After years of repression and studiousness, she has "cut loose" and become something of a hedonist. She has been described by people who know her as "affectionate" and "touchy-feely". She thinks nothing of greeting a new acquaintance with a hug rather than a handshake, and old friends with a kiss on the cheek and a lingering embrace.
She has fully embraced the super hero lifestyle and her costumes tend to be very striking. sleek or almost negligible in what they cover.
Shyft - The Hero
Shyft is very direct in the way she deals with criminals. Take them down, lock them up, move on to the next need. She makes no bones about her open disdain for criminals and will often taunt them verbally as waves of gravitic force bear down on them.

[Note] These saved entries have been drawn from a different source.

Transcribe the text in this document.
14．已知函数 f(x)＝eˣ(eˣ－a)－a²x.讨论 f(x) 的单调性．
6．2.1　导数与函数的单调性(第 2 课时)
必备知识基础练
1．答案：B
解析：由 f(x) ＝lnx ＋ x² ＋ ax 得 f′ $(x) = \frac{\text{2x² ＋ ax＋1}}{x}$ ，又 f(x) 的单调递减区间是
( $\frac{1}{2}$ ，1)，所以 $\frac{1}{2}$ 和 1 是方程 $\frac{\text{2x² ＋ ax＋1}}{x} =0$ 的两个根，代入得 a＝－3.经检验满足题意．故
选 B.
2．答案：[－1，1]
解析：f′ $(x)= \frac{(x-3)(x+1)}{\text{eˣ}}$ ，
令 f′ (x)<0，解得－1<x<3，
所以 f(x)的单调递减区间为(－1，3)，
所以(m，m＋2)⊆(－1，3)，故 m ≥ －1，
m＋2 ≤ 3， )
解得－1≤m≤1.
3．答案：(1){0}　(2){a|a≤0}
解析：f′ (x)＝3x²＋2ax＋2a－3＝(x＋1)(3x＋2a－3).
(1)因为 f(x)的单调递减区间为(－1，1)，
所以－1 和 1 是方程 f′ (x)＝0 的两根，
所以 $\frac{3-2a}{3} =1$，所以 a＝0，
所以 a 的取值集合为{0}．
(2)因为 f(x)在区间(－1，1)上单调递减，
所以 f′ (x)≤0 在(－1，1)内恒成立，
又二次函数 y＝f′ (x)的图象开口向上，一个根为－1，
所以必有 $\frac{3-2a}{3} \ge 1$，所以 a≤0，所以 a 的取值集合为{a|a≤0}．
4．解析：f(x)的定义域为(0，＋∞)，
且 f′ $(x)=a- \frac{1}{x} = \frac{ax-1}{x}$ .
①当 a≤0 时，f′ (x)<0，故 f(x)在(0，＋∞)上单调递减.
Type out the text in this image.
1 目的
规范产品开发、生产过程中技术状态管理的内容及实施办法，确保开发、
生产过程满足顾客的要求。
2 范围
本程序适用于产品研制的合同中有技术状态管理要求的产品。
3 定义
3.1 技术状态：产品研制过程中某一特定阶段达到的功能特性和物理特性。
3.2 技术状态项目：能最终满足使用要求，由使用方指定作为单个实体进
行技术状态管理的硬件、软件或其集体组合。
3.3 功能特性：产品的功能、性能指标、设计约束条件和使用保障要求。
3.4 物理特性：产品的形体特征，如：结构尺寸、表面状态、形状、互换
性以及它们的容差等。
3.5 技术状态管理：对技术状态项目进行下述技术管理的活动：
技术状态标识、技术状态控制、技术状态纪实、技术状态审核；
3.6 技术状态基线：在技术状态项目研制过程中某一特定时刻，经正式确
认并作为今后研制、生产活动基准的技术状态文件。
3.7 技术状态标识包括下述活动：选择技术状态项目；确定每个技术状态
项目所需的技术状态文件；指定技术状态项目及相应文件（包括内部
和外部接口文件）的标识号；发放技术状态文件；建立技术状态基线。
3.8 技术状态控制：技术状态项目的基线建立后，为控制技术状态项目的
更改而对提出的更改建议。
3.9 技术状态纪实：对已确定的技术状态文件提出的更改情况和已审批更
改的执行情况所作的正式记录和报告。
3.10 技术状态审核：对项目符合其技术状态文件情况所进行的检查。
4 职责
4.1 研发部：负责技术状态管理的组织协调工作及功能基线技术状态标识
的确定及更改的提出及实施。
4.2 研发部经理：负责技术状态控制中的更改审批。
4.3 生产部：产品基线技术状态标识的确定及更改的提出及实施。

She makes little discrimination between common criminal organizations, gangs or organized militant forces. The only exception is Crey. She will thwart them at any opportunity, and doesn't mind going out of her way to prolong their suffering or maximize property damage to increase the costs to Crey. This tendency was noticed early on by Victor Mason, who made it a point to recruit her for The New Regulators
Personal Morals and Convictions
Cerenje is first and foremost a research scientist. If she can learn something from a situation, she will. She has a deep sense of procedural and research ethics, and does her best to apply them to the way she acts as a super hero.
Agents of Crey do not always receive her ethical side. She is not a murderer, or a sadist, but she does make it clear that their working for Crey is the reason they are getting "extra attention" from her. In her private life, CeCe is a hedonist. Fine wines, rich foods, sensual clothing and living space, art, music and opulence are needs rather than luxuries.
Because of her clinical approach to understanding the world, she is truly without prejudice, be it due to nationality, color, gender, sexual orientation, religion or anything else. People are people. She is an apathetic agnostic atheist: she does not believe in God, but doesn't make a lot of noise about it. If someone could show her actual proof of deific existence, she would believe it. Theoretical mathematics count.
Awakening
Private experimentation early on lead CeCe to believe the pinpoint singularity actually sustains her body, and that she may be functionally immortal. She does not appear any older than she was the day of the accident, which was six years ago. She has no need to sleep and often spends evenings in research. Although she enjoys food and drink, she does not need to eat, nor does she excrete any sort of waste. Even though hard physical contact hurts as if she was normal, she does not bruise or bleed. Cuts sparkle for a brief moment then instantly close. She can be pummeled to unconsciousness, but her awakening seems to be more of a matter of will or consciousness rather than actual medical treatment.
Powers
Shyft's powers are variations and manipulations of the gravitic forces of the pinpoint singularity she merged with. This can be anything from increasing gravity on a foe by a dozen degrees, to reducing her own gravity to nearly nothing allowing her to leap over buildings. She has learned how to "turn" gravity 90 degrees, allowing her to run exceedingly fast.
On a smaller scale, she has learned how to stretch her event horizon allowing her to dilate time for herself. She finds this exhausting to do, but can use this dilation to do things such as move at speeds that near the speed of sound, and combine with her eidetic memory to read a book in seconds.